The work of ORBIS-trained eye care workers like Demisse is providing a vital service in the dissemination of information regarding the importance of good personal hygiene. Through providing the vital skills and knowledge needed to eliminate preventable blindness, ORBIS is not only securing the future of those at immediate risk of trachoma but that of the next generation too.
9 November 2012
During a recent trip to Ethiopia, I witnessed the children washing their hands after using the latrines in their school.
The school did not have a mains water supply and therefore no taps or running water, so the school is forced to improvise by simply using containers of water, which are filled and carried to the school every morning by the students.
For many years now, ORBIS has been campaigning in schools about the importance of personal hygiene, especially washing hands after using the latrine. It is refreshing to see the children realising the importance of personal hygiene and not only ensuring that they keep THEIR hands and faces clean, but they also take this message home to their famillies.
Trachoma is a major public health problem in southern Ethiopia and poor personal hygiene will inevitably give rise to trachoma infections.
One of the best ways to prevent the transmission of trachoma is by encouraging face and hand washing - not easy where water is scarce. This will help to slow the spread of bacteria which causes infection and ultimately prevent people from contracting trachoma. ORBIS representatives train teachers about facial cleanliness, personal hygiene, environmental sanitation and how to wash hands effectively to prevent the spread of bacteria.
In the school I visited in a rural village in Dita, each classroom had a water canister outside where children and teachers could wash their hands. The children in this school had been taught the importance of cleanliness and in turn brought these lessons back to their parents.
It is vital that the attitudes across these communities change and the local people undersatnd the importance of good personal hygiene and how this can prevent a multitude of diseases.

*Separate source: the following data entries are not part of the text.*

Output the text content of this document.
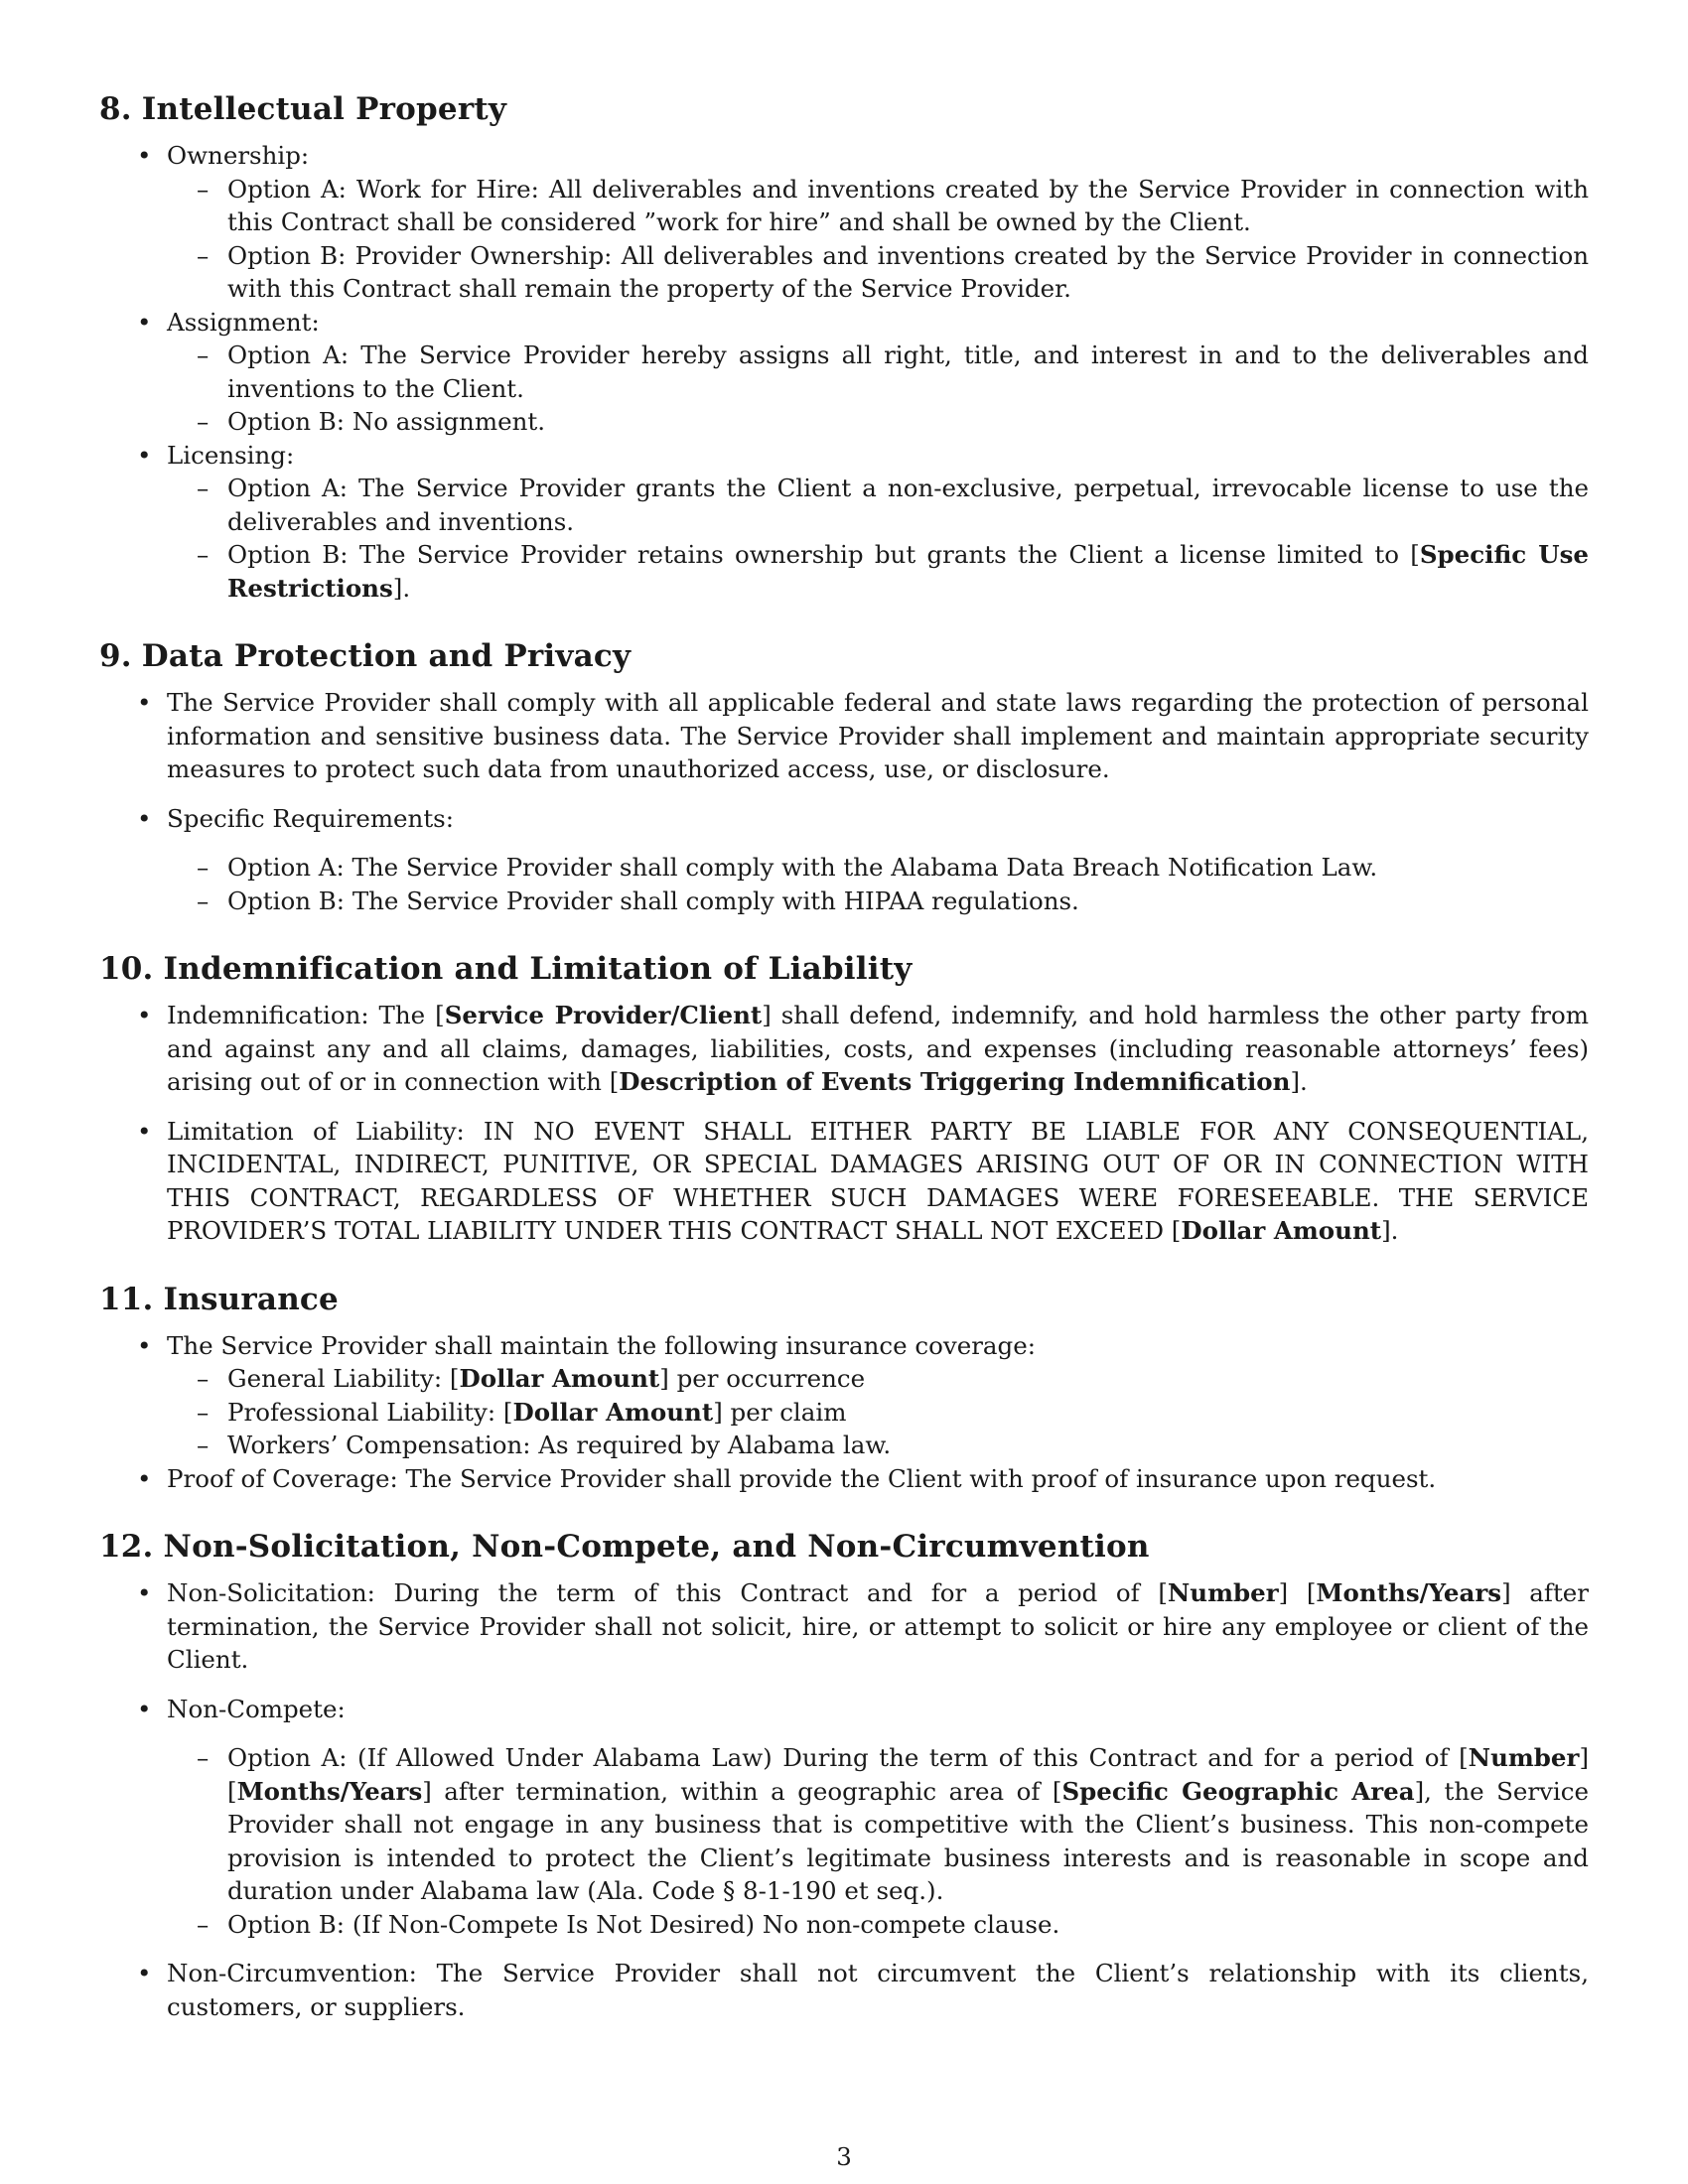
8. Intellectual Property
• Ownership:
– Option A: Work for Hire: All deliverables and inventions created by the Service Provider in connection with this Contract shall be considered ”work for hire” and shall be owned by the Client.
– Option B: Provider Ownership: All deliverables and inventions created by the Service Provider in connection with this Contract shall remain the property of the Service Provider.
• Assignment:
– Option A: The Service Provider hereby assigns all right, title, and interest in and to the deliverables and inventions to the Client.
– Option B: No assignment.
• Licensing:
– Option A: The Service Provider grants the Client a non-exclusive, perpetual, irrevocable license to use the deliverables and inventions.
– Option B: The Service Provider retains ownership but grants the Client a license limited to [Specific Use Restrictions].
9. Data Protection and Privacy
• The Service Provider shall comply with all applicable federal and state laws regarding the protection of personal information and sensitive business data. The Service Provider shall implement and maintain appropriate security measures to protect such data from unauthorized access, use, or disclosure.
• Specific Requirements:
– Option A: The Service Provider shall comply with the Alabama Data Breach Notification Law.
– Option B: The Service Provider shall comply with HIPAA regulations.
10. Indemnification and Limitation of Liability
• Indemnification: The [Service Provider/Client] shall defend, indemnify, and hold harmless the other party from and against any and all claims, damages, liabilities, costs, and expenses (including reasonable attorneys’ fees) arising out of or in connection with [Description of Events Triggering Indemnification].
• Limitation of Liability: IN NO EVENT SHALL EITHER PARTY BE LIABLE FOR ANY CONSEQUENTIAL, INCIDENTAL, INDIRECT, PUNITIVE, OR SPECIAL DAMAGES ARISING OUT OF OR IN CONNECTION WITH THIS CONTRACT, REGARDLESS OF WHETHER SUCH DAMAGES WERE FORESEEABLE. THE SERVICE PROVIDER’S TOTAL LIABILITY UNDER THIS CONTRACT SHALL NOT EXCEED [Dollar Amount].
11. Insurance
• The Service Provider shall maintain the following insurance coverage:
– General Liability: [Dollar Amount] per occurrence
– Professional Liability: [Dollar Amount] per claim
– Workers’ Compensation: As required by Alabama law.
• Proof of Coverage: The Service Provider shall provide the Client with proof of insurance upon request.
12. Non-Solicitation, Non-Compete, and Non-Circumvention
• Non-Solicitation: During the term of this Contract and for a period of [Number] [Months/Years] after termination, the Service Provider shall not solicit, hire, or attempt to solicit or hire any employee or client of the Client.
• Non-Compete:
– Option A: (If Allowed Under Alabama Law) During the term of this Contract and for a period of [Number] [Months/Years] after termination, within a geographic area of [Specific Geographic Area], the Service Provider shall not engage in any business that is competitive with the Client’s business. This non-compete provision is intended to protect the Client’s legitimate business interests and is reasonable in scope and duration under Alabama law (Ala. Code § 8-1-190 et seq.).
– Option B: (If Non-Compete Is Not Desired) No non-compete clause.
• Non-Circumvention: The Service Provider shall not circumvent the Client’s relationship with its clients, customers, or suppliers.
3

ORBIS continues it's work to educate teachers and students across rural Ethiopia in the importance of personal hygiene.
Azeb Wondimmagege is an ORBIS trained Health Extension Worker based in southern Ethiopia. Part of her role is to educate local communities about eye care, hygiene and sanitation.

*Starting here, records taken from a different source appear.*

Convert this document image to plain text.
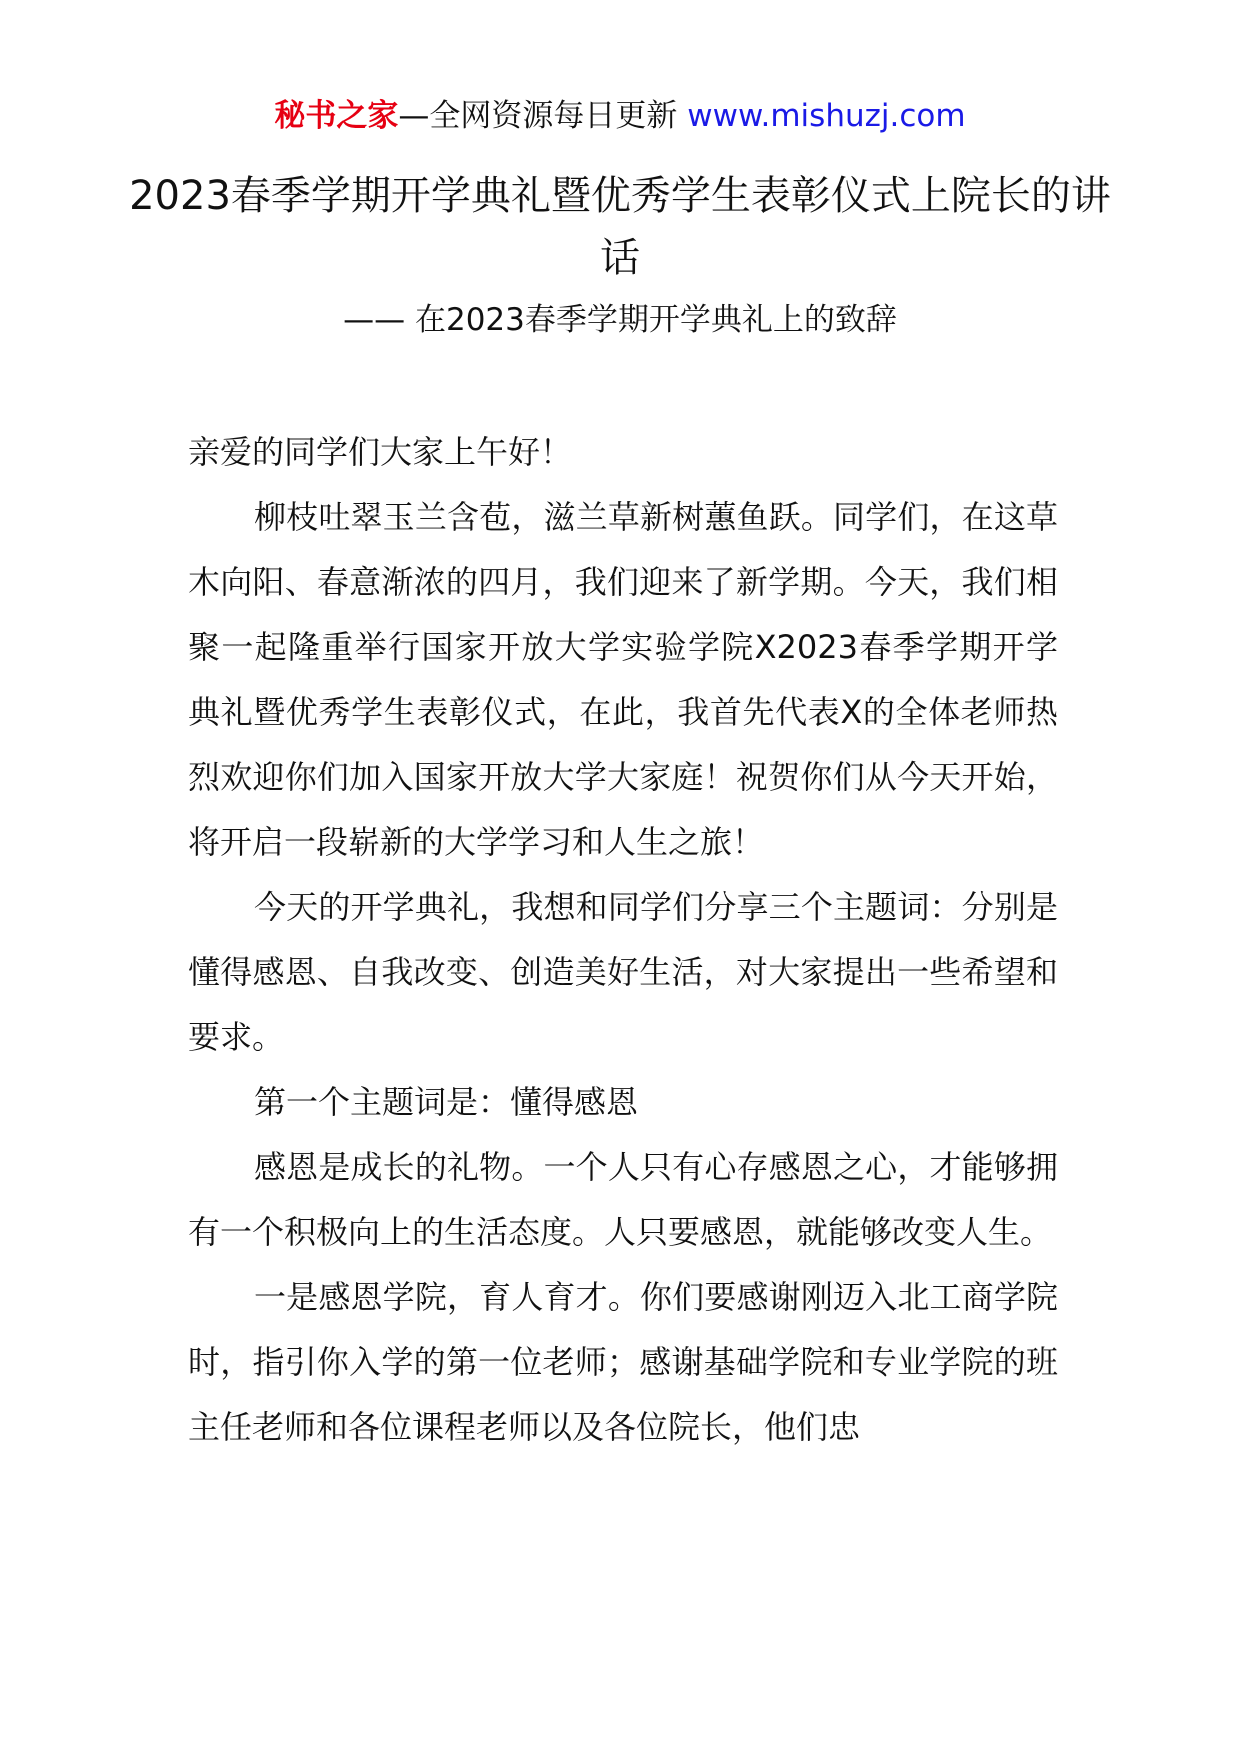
秘书之家—全网资源每日更新 www.mishuzj.com
2023春季学期开学典礼暨优秀学生表彰仪式上院长的讲话
—— 在2023春季学期开学典礼上的致辞

亲爱的同学们大家上午好！

柳枝吐翠玉兰含苞，滋兰草新树蕙鱼跃。同学们，在这草木向阳、春意渐浓的四月，我们迎来了新学期。今天，我们相聚一起隆重举行国家开放大学实验学院X2023春季学期开学典礼暨优秀学生表彰仪式，在此，我首先代表X的全体老师热烈欢迎你们加入国家开放大学大家庭！祝贺你们从今天开始，将开启一段崭新的大学学习和人生之旅！

今天的开学典礼，我想和同学们分享三个主题词：分别是懂得感恩、自我改变、创造美好生活，对大家提出一些希望和要求。

第一个主题词是：懂得感恩

感恩是成长的礼物。一个人只有心存感恩之心，才能够拥有一个积极向上的生活态度。人只要感恩，就能够改变人生。

一是感恩学院，育人育才。你们要感谢刚迈入北工商学院时，指引你入学的第一位老师；感谢基础学院和专业学院的班主任老师和各位课程老师以及各位院长，他们忠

Azeb is based in Doketu - a particularly rural area of southern Ethiopia, with a population of 1,330 people.
In the relatively short period of time since Azeb was trained in eye care and she started to work in Doketu, she has seen a real improvement in the understanding of better health and hygiene.
Azeb informs people about the importance of personal hygiene and how the simple act of keeping your hands and face clean can prevent a number of diseases.
Azeb says she faces two main main challenges in her role - changing attitudes towards medicine and the shortage of water. A lack of a clean water supply means that it is difficult to encourage good personal hygiene and also improving sanitation is hard. Currently the locals have to make a two hour round trip to get water! Thankfully the attitude to medicines is an easier hurdle for Azeb as over time she has built relationships with the communities, so they are trusting her more and more and therefore her education is really making an impact on peoples attitudes.
Unfortunately, being blind in a rural village like Doketu is an extremely hard life. Doketu is a farming village, so once blind the locals will more than often lose their livelihood. They have to be lead by a member of their family and require help with most day to day chores like washing etc - therefore they also lose their independence.
Azeb explains "There is a lady in the village who became blind before ORBIS' intervention. Her older children have to help her with the younger ones, they have to go to work to provide for the family and look after their home and therefore they miss out on an education. It is a real disadvantage, not only on the individual, but their entire family".